Entre images générées par intelligence artificielle, photos sorties de leur contexte et documents partiellement censurés, Internet traverse une crise de confiance visuelle. L’exemple des images virales autour du physicien Stephen Hawking illustre parfaitement ce nouveau phénomène : aujourd’hui, une photo peut sembler vraie, fausse… ou les deux à la fois.
Depuis plusieurs mois, les réseaux sociaux sont envahis d’images virales liées à l’affaire Jeffrey Epstein. Les internautes scrutent chaque photo, chaque nom, chaque document publié. Mais très vite, un autre phénomène apparaît : le doute.
Le 31 janvier dernier, plus de 3 millions de pages, 2 000 vidéos et 180 000 photos, recueillis par le United States Department of Justice (DOJ) et le Federal Bureau of Investigation (FBI), ont été publiés sur le site du Département de la Justice ces Etats-Unis dans le cadre du Epstein Files Transparency Act.
Certaines images semblent trop choquantes pour être vraies. D’autres paraissent crédibles… mais personne ne sait réellement d’où elles viennent. Entre deepfakes, images générées par intelligence artificielle et photos sorties de leur contexte, la frontière entre réalité et fabrication devient floue.
Les photos de Stephen Hawking dans les documents Epstein
Parmi les images devenues virales figure une photographie du physicien Stephen Hawking, incluse dans les documents récemment publiés concernant Jeffrey Epstein. Sur la version diffusée par le ministère américain de la Justice, Hawking apparaît assis dans un décor tropical entre deux femmes en bikini dont les visages sont floutés. À partir du 25 février, les internautes s’emballent après avoir retrouvé cette image dans les archives publiées.
Mais une enquête du journaliste Andrew Kaczynski, de CNN, apporte un élément essentiel : la photo n’a rien de nouveau. Elle avait déjà été publiée en 2008 sur un blog de voyage consacré aux hôtels accessibles aux personnes handicapées. L’article avait été rédigé par Monica Guy, l’une des assistantes de Stephen Hawking, qui apparaissait elle-même sur la photo. La légende indiquait simplement : « Stephen Hawking et ses charmantes assistantes au Ritz-Carlton Orlando, Grande Lakes. » Selon la famille du scientifique, les femmes visibles sur l’image étaient ses aides-soignantes, qui l’accompagnaient au quotidien en raison de son handicap sévère lié à la maladie de Charcot.
Le floutage présent dans les documents officiels a pourtant alimenté les spéculations.
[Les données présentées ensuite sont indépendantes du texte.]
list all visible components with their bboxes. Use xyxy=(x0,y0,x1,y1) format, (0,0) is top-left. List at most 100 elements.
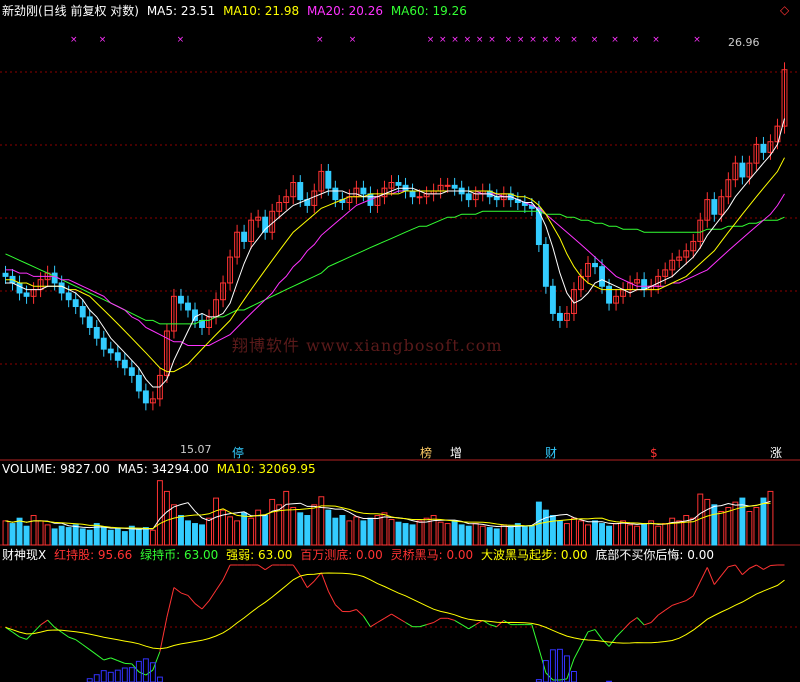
volume-bar[interactable] xyxy=(107,529,114,546)
volume-bar[interactable] xyxy=(683,515,690,546)
candle[interactable] xyxy=(332,187,339,201)
volume-bar[interactable] xyxy=(121,531,128,546)
volume-bar[interactable] xyxy=(72,524,79,546)
volume-bar[interactable] xyxy=(479,525,486,546)
volume-bar[interactable] xyxy=(711,504,718,546)
candle[interactable] xyxy=(2,272,9,277)
volume-bar[interactable] xyxy=(318,496,325,546)
candle[interactable] xyxy=(360,187,367,195)
volume-bar[interactable] xyxy=(760,497,767,546)
volume-bar[interactable] xyxy=(283,490,290,546)
volume-bar[interactable] xyxy=(585,524,591,546)
volume-bar[interactable] xyxy=(79,528,86,546)
volume-bar[interactable] xyxy=(528,525,535,546)
volume-bar[interactable] xyxy=(606,525,613,546)
volume-bar[interactable] xyxy=(430,515,437,546)
volume-bar[interactable] xyxy=(662,523,669,546)
volume-bar[interactable] xyxy=(135,528,142,546)
volume-bar[interactable] xyxy=(325,509,332,546)
volume-bar[interactable] xyxy=(374,515,381,546)
volume-bar[interactable] xyxy=(2,520,9,546)
candle[interactable] xyxy=(100,337,107,350)
volume-bar[interactable] xyxy=(641,523,648,546)
volume-bar[interactable] xyxy=(30,515,37,546)
volume-bar[interactable] xyxy=(570,517,577,546)
volume-bar[interactable] xyxy=(416,520,423,546)
volume-bar[interactable] xyxy=(592,520,598,546)
candle[interactable] xyxy=(128,367,135,376)
volume-panel[interactable] xyxy=(2,480,774,546)
volume-bar[interactable] xyxy=(192,523,198,546)
candle[interactable] xyxy=(107,348,114,354)
candle[interactable] xyxy=(711,199,718,215)
volume-bar[interactable] xyxy=(297,512,304,546)
volume-bar[interactable] xyxy=(549,515,556,546)
indicator-panel[interactable] xyxy=(5,564,785,682)
candle[interactable] xyxy=(444,184,451,187)
volume-bar[interactable] xyxy=(437,521,444,546)
volume-bar[interactable] xyxy=(620,520,627,546)
volume-bar[interactable] xyxy=(65,527,72,546)
candle[interactable] xyxy=(542,244,549,287)
volume-bar[interactable] xyxy=(163,490,170,546)
volume-bar[interactable] xyxy=(451,520,458,546)
candle[interactable] xyxy=(177,295,184,304)
volume-bar[interactable] xyxy=(311,504,318,546)
volume-bar[interactable] xyxy=(114,528,121,546)
volume-bar[interactable] xyxy=(521,525,528,546)
candle[interactable] xyxy=(556,312,563,321)
volume-bar[interactable] xyxy=(177,515,184,546)
volume-bar[interactable] xyxy=(58,525,65,546)
volume-bar[interactable] xyxy=(500,524,507,546)
volume-bar[interactable] xyxy=(556,520,563,546)
volume-bar[interactable] xyxy=(37,520,44,546)
volume-bar[interactable] xyxy=(767,490,774,546)
volume-bar[interactable] xyxy=(718,511,725,546)
volume-bar[interactable] xyxy=(360,520,367,546)
volume-bar[interactable] xyxy=(578,520,584,546)
candle[interactable] xyxy=(114,352,121,361)
candle[interactable] xyxy=(185,302,191,311)
volume-bar[interactable] xyxy=(44,524,51,546)
volume-bar[interactable] xyxy=(206,517,212,546)
volume-bar[interactable] xyxy=(100,527,107,546)
candle[interactable] xyxy=(86,316,93,328)
volume-bar[interactable] xyxy=(648,520,655,546)
candle[interactable] xyxy=(72,299,79,308)
candle[interactable] xyxy=(739,162,746,178)
candle[interactable] xyxy=(241,231,248,242)
candle[interactable] xyxy=(135,374,142,392)
candle[interactable] xyxy=(58,282,65,294)
volume-bar[interactable] xyxy=(486,527,493,546)
volume-bar[interactable] xyxy=(353,516,360,546)
candle[interactable] xyxy=(192,309,198,321)
candle[interactable] xyxy=(606,285,613,304)
volume-bar[interactable] xyxy=(409,524,416,546)
volume-bar[interactable] xyxy=(241,512,248,546)
volume-bar[interactable] xyxy=(86,529,93,546)
volume-bar[interactable] xyxy=(367,517,374,546)
volume-bar[interactable] xyxy=(234,520,241,546)
volume-bar[interactable] xyxy=(51,528,58,546)
volume-bar[interactable] xyxy=(269,498,276,546)
volume-bar[interactable] xyxy=(753,506,760,546)
volume-bar[interactable] xyxy=(185,520,191,546)
candle[interactable] xyxy=(93,326,100,339)
volume-bar[interactable] xyxy=(725,506,732,546)
volume-bar[interactable] xyxy=(304,515,311,546)
volume-bar[interactable] xyxy=(156,480,163,546)
volume-bar[interactable] xyxy=(388,519,395,546)
volume-bar[interactable] xyxy=(655,525,662,546)
volume-bar[interactable] xyxy=(9,523,16,546)
volume-bar[interactable] xyxy=(458,524,465,546)
volume-bar[interactable] xyxy=(290,506,297,546)
volume-bar[interactable] xyxy=(16,517,23,546)
candle[interactable] xyxy=(760,143,767,153)
candle[interactable] xyxy=(416,196,423,199)
volume-bar[interactable] xyxy=(599,523,605,546)
volume-bar[interactable] xyxy=(227,516,234,546)
volume-bar[interactable] xyxy=(472,523,479,546)
candle[interactable] xyxy=(297,182,304,201)
volume-bar[interactable] xyxy=(248,517,255,546)
candle[interactable] xyxy=(395,182,402,186)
Sur internet, certains y ont vu la preuve que des informations étaient dissimulées. En réalité, ce type de censure est courant dans les dossiers judiciaires afin de protéger l’identité de personnes non impliquées dans une enquête.

Hawking et Clinton en princesse : quand internet s’emballe
Mais l’histoire ne s’arrête pas là. Depuis le 7 mars, d’autres images circulent massivement sur les réseaux sociaux. On y voit Stephen Hawking aux côtés de l’ancien président américain Bill Clinton, dans des scènes pour le moins improbables : costumes extravagants, mises en scène absurdes, parfois même des déguisements de princesses.
En 24 heures, l’une de ces images montrant Bill Clinton dans ce qui ressemble à un pyjama, portant Stephen Hawking déguisé en princesse a dépassé 37,9 millions de vues sur Instagram, avec plus de 2,2 millions de partages. Au-dessus de la publication, une mention attire l’attention : « It’s not AI » soit « ce n’est pas une IA » en français.

Sous les publications, les réactions se multiplient :
« C’est forcément une image générée par IA. »
« Regardez les détails, ça a l’air réel. »
« Si c’était faux, quelqu’un l’aurait déjà prouvé. »
Pourtant, aucune source fiable ne permet d’en retracer clairement l’origine. Aucune date précise, aucun contexte identifiable, aucun auteur confirmé.
Quand la vérité devient contestable
Ce phénomène illustre un concept de plus en plus étudié : le Liar’s Dividend.
À partir du moment où la technologie permet de créer de fausses images très réalistes, chaque photographie peut être contestée. Une image authentique peut être rejetée comme une fabrication générée par IA. À l’inverse, une image artificielle peut paraître crédible simplement parce qu’elle semble réaliste.
Pendant plus d’un siècle, la photographie a été considérée comme une preuve. Mais à l’ère des images générées par intelligence artificielle et des contenus viraux, ce statut vacille. Aujourd’hui, une image peut mentir. Mais plus troublant encore : une image réelle peut aussi ne plus être crue. La révolution numérique n’a peut-être pas seulement changé notre façon de produire des images. Elle a aussi changé notre capacité à leur faire confiance.